Meet Nan (Ann Dvorak). She’s ‘just a housewife’. She has a precocious turd of a son and a casually sexist husband (played by George Brent) who can’t be bothered with ‘the little things’. But of course we’re not supposed to see the husband as inconsiderate; this is the 30’s after all and open season for sexism reigns supreme. Bill works at an ad agency, but he’s stuck in a rut. Former schoolmate Patricia (Bette Davis) comes to work at the same ad agency, but in a top position; she’s really successful, but of course an independent woman must also be a homewrecker, and so it goes. She used to love Bill, but ran away to fuel her heartbreak into a wildly successful career once she heard Bill and Nan were getting married. So she’s wildly successful, but not truly happy. And did I mention she’s a homewrecker?

Bill gets rich after quitting his job and starting his own agency. The money to make that move came from Nan shopping at bargain basements for five years and happily saving, waiting until the moment Bill was ready to actually help himself. All of his success is thanks to Nan, who has all the ideas. We never deal with this; she’s just periodically referred to as a ‘clever girl’. Her ideas are completely ridiculous but they work. One of them includes getting drunk and stalking someone. OK. Fine. Anyways, with wealth comes the…desire to all of a sudden cheat on his perfect giddily self-sacrificing wife? OK. Sure. Bill starts cheating on Nan with Patricia, right out in the open for everyone including Nan to see. Does Nan do anything about it? No. Nothing. She sucks it up. Bill finally tells her he’s in love with Davis. Her response? “I’ve seen this coming”. No. Really? You’re so smart Nan. Quick as a whip. What does she do? Refuses to give him a divorce. She loves him and knows it’s just a phase.

Then Bill runs over their precocious turd of a son with his car. He’ll live but it’ll take ‘a long time for him to recover’. Now Bill wants to get back together with Nan. She says no, he’s only saying this because the precocious turd got hurt. Flash to a minute long courtroom scene. Nan is asked a question about Bill’s behavior being irrational and morose. Nan defends him. Bill owns up to being awful. They reconcile in a minute flat. The final scene; Bill gets ready for work and Nan is registering to vote in her district. Occupation? ‘Just a housewife’.

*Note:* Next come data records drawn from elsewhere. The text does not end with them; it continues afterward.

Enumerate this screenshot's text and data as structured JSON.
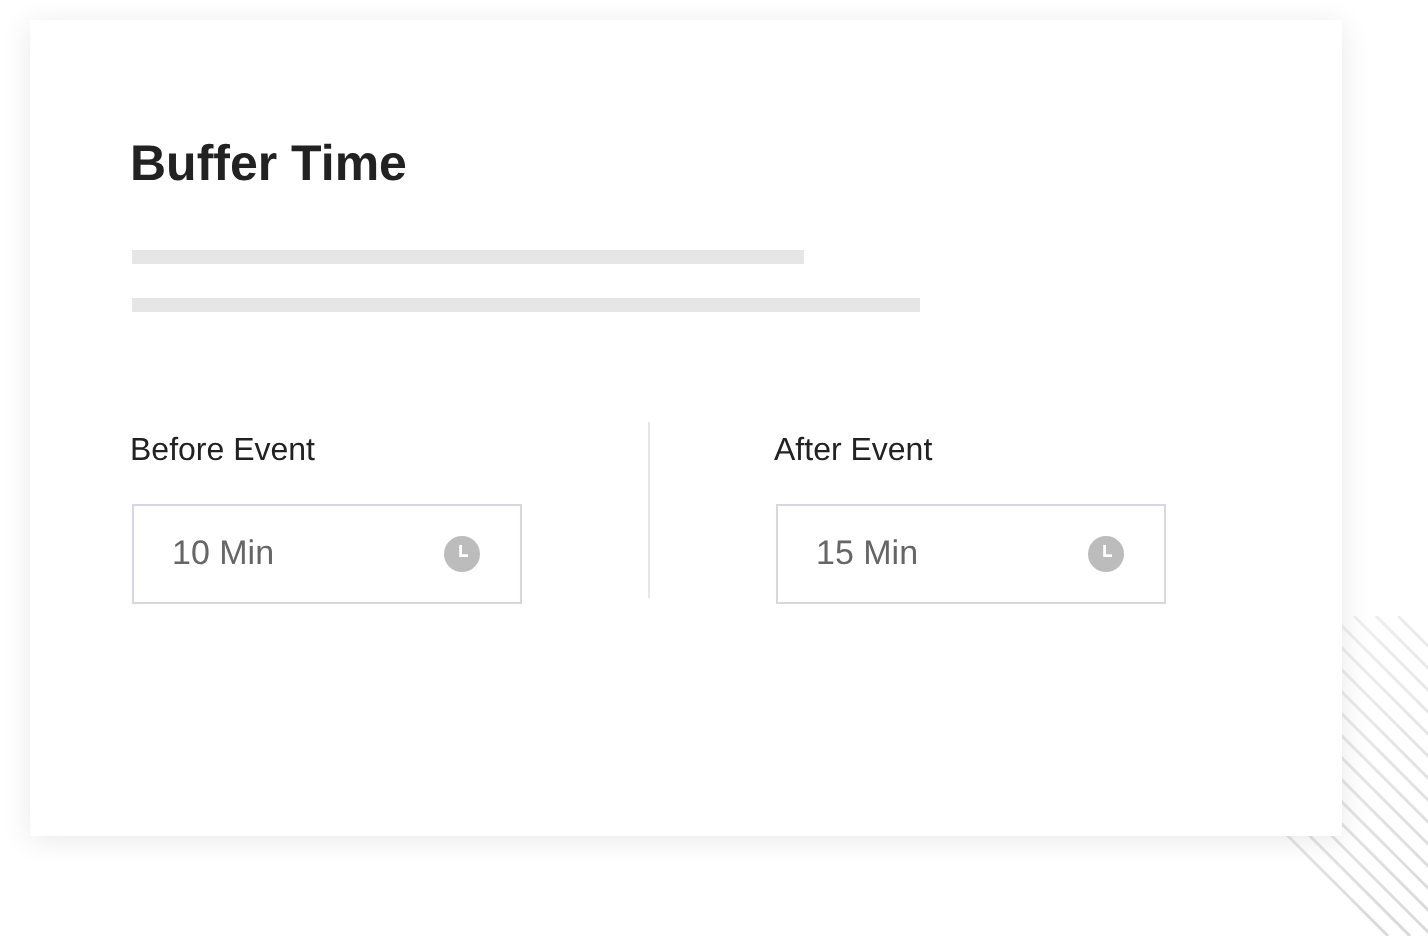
{
  "card": {
    "title": "Buffer Time",
    "fields": [
      {
        "label": "Before Event",
        "value": "10 Min"
      },
      {
        "label": "After Event",
        "value": "15 Min"
      }
    ]
  }
}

This is quite possibly the worst film I’ve seen from the 1930’s. Avoid at all costs. At 69 minutes, this felt about 5 hours long. I almost stopped it several times. It’s offensive on so many levels without any redeeming qualities to balance out the dated normalcy. Oh, and there’s a blackface routine just to keep things extra awful. A most lifeless film with heavy doses of incomprehensible logic even at a basic level. No wonder Bette Davis was bitter with Warner Bros. This is what they put her on after On Human Bondage. George Brent sleepwalks through this and Ann Dvorak tries her best with a joke of a part. The things I do for you Ann. The things I do for you.